United Kingdom Moves Electric Vehicle Target to 2035

This article was written in collaboration with Professor Daniel Sperling, Director of the Institute for Transportation Studies at UC Davis, and Dr. Scott Hardman of the Plug-in Hybrid and Electric Vehicle Research Center.

The UK has set forth a new goal of banning sales of conventional fossil fuel vehicle sales by 2030, and only allowing zero-emission vehicles from 2035. This is a part of a 10 point plan by the UK to induce what they have been calling a new ‘green industrial revolution’. This is an acceleration of their previous goals to ban sales of fossil fuel cars, which was previously set for 2040. The government has committed to invest around $1.7 billion into the development of battery technologies and infrastructure. The plan includes investment into public and at home charging infrastructure and electric vehicle incentives.

As various countries around the world join the effort to combat their carbon emissions, we are seeing many more national pledges to phase out gas-powered vehicles. Norway remains the leader with the world’s most ambitious Zero-Emission Vehicles (ZEV) transition plan, pledging to ban the sales of gas-powered vehicles by 2025. The UK’s plan differs from Norway in that it allows the sale of (gasoline) hybrid vehicles from 2030-2035; after which only ZEVs can be sold. The UK’s recent announcement means they plan to transition soon after Norway, joining both Sweden and Ireland, who have goals for banning light duty gasoline and diesel vehicle sales by 2030. The UK’s new target of only ZEV sales from 2035 (which they moved from 2040 to 2035 in February) puts them on the same timeline as California. 
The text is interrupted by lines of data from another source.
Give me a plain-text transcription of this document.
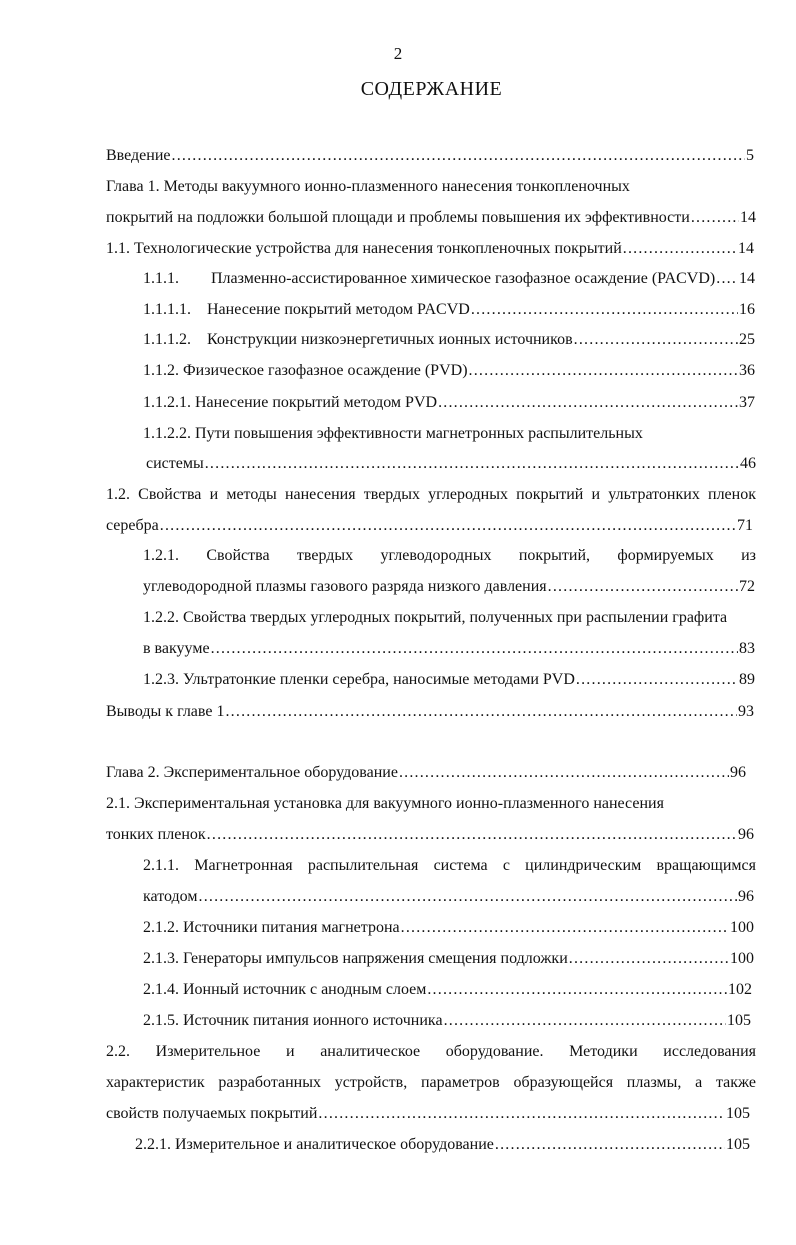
2
СОДЕРЖАНИЕ
Введение .....	5
Глава 1. Методы вакуумного ионно-плазменного нанесения тонкопленочных
покрытий на подложки большой площади и проблемы повышения их эффективности .....	14
1.1. Технологические устройства для нанесения тонкопленочных покрытий .....	14
1.1.1.  Плазменно-ассистированное химическое газофазное осаждение (PACVD) ..... 14
1.1.1.1.  Нанесение покрытий методом PACVD .....	16
1.1.1.2.  Конструкции низкоэнергетичных ионных источников .....	25
1.1.2. Физическое газофазное осаждение (PVD) .....	36
1.1.2.1. Нанесение покрытий методом PVD .....	37
1.1.2.2. Пути повышения эффективности магнетронных распылительных
системы .....	46
1.2. Свойства и методы нанесения твердых углеродных покрытий и ультратонких пленок
серебра .....	71
1.2.1. Свойства твердых углеводородных покрытий, формируемых из
углеводородной плазмы газового разряда низкого давления .....	72
1.2.2. Свойства твердых углеродных покрытий, полученных при распылении графита
в вакууме .....	83
1.2.3. Ультратонкие пленки серебра, наносимые методами PVD .....	89
Выводы к главе 1 .....	93
Глава 2. Экспериментальное оборудование .....	96
2.1. Экспериментальная установка для вакуумного ионно-плазменного нанесения
тонких пленок .....	96
2.1.1. Магнетронная распылительная система с цилиндрическим вращающимся
катодом .....	96
2.1.2. Источники питания магнетрона .....	100
2.1.3. Генераторы импульсов напряжения смещения подложки .....	100
2.1.4. Ионный источник с анодным слоем .....	102
2.1.5. Источник питания ионного источника .....	105
2.2. Измерительное и аналитическое оборудование. Методики исследования
характеристик разработанных устройств, параметров образующейся плазмы, а также
свойств получаемых покрытий .....	105
2.2.1. Измерительное и аналитическое оборудование .....	105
The UK faces some unique challenges compared to California. Notably, one-quarter of UK households park their vehicles on the street overnight. Developing charging infrastructure for these households will be key for the UK to reach its goal. To overcome this the UK’s plan includes investment not only into home charging, but also on-street parking, workplace charging, and fast charging. This approach is essential to ensure all consumers have access to charging.

The goal of these new sales bans is to stoke demand for new ZEVs, and with clear targets on the horizon, these bans could push manufacturers to produce more ZEVs, enabling economies of scale and thereby making the vehicles more affordable. More new ZEV sales will also gradually increase the size of the market for used ZEVs, making ZEVsl more affordable to those less affluent. 

What remains to be seen is a mandated ramp up to 2035. In the UK no ZEV sales regulations, like the California ZEV mandate, exist. Lessons from California show that regulatory certainty and a gradual ramp-up of ZEV sales targets is helpful for automakers in planning ZEVinvestments–in terms of gradually introducing new models, building supply chains, training sales staff, and generally preparing for widespread electrification. In 2021 we will be watching closely to see whether the UK government announces codifies the 2030 and 2035 targets and sets annual ZEV sales targets.

Most importantly these ambitious ZEV targets will require supportive policies, if they hope to convince consumers to buy the vehicles. The UK plan includes funds for consumer incentives and charging investments. The commitment to provide incentives only extends until 2023, and is only enough for 176,000 ZEV sales (at current grant levels). We know from our research that incentives become more important over time as we move from early adopters to mass-market consumers. A more bold or innovative approach may be needed, such as a feebate policy like those of France or Sweden, which allow incentives to be applied well into the mass market (with no burden on government or taxpayers).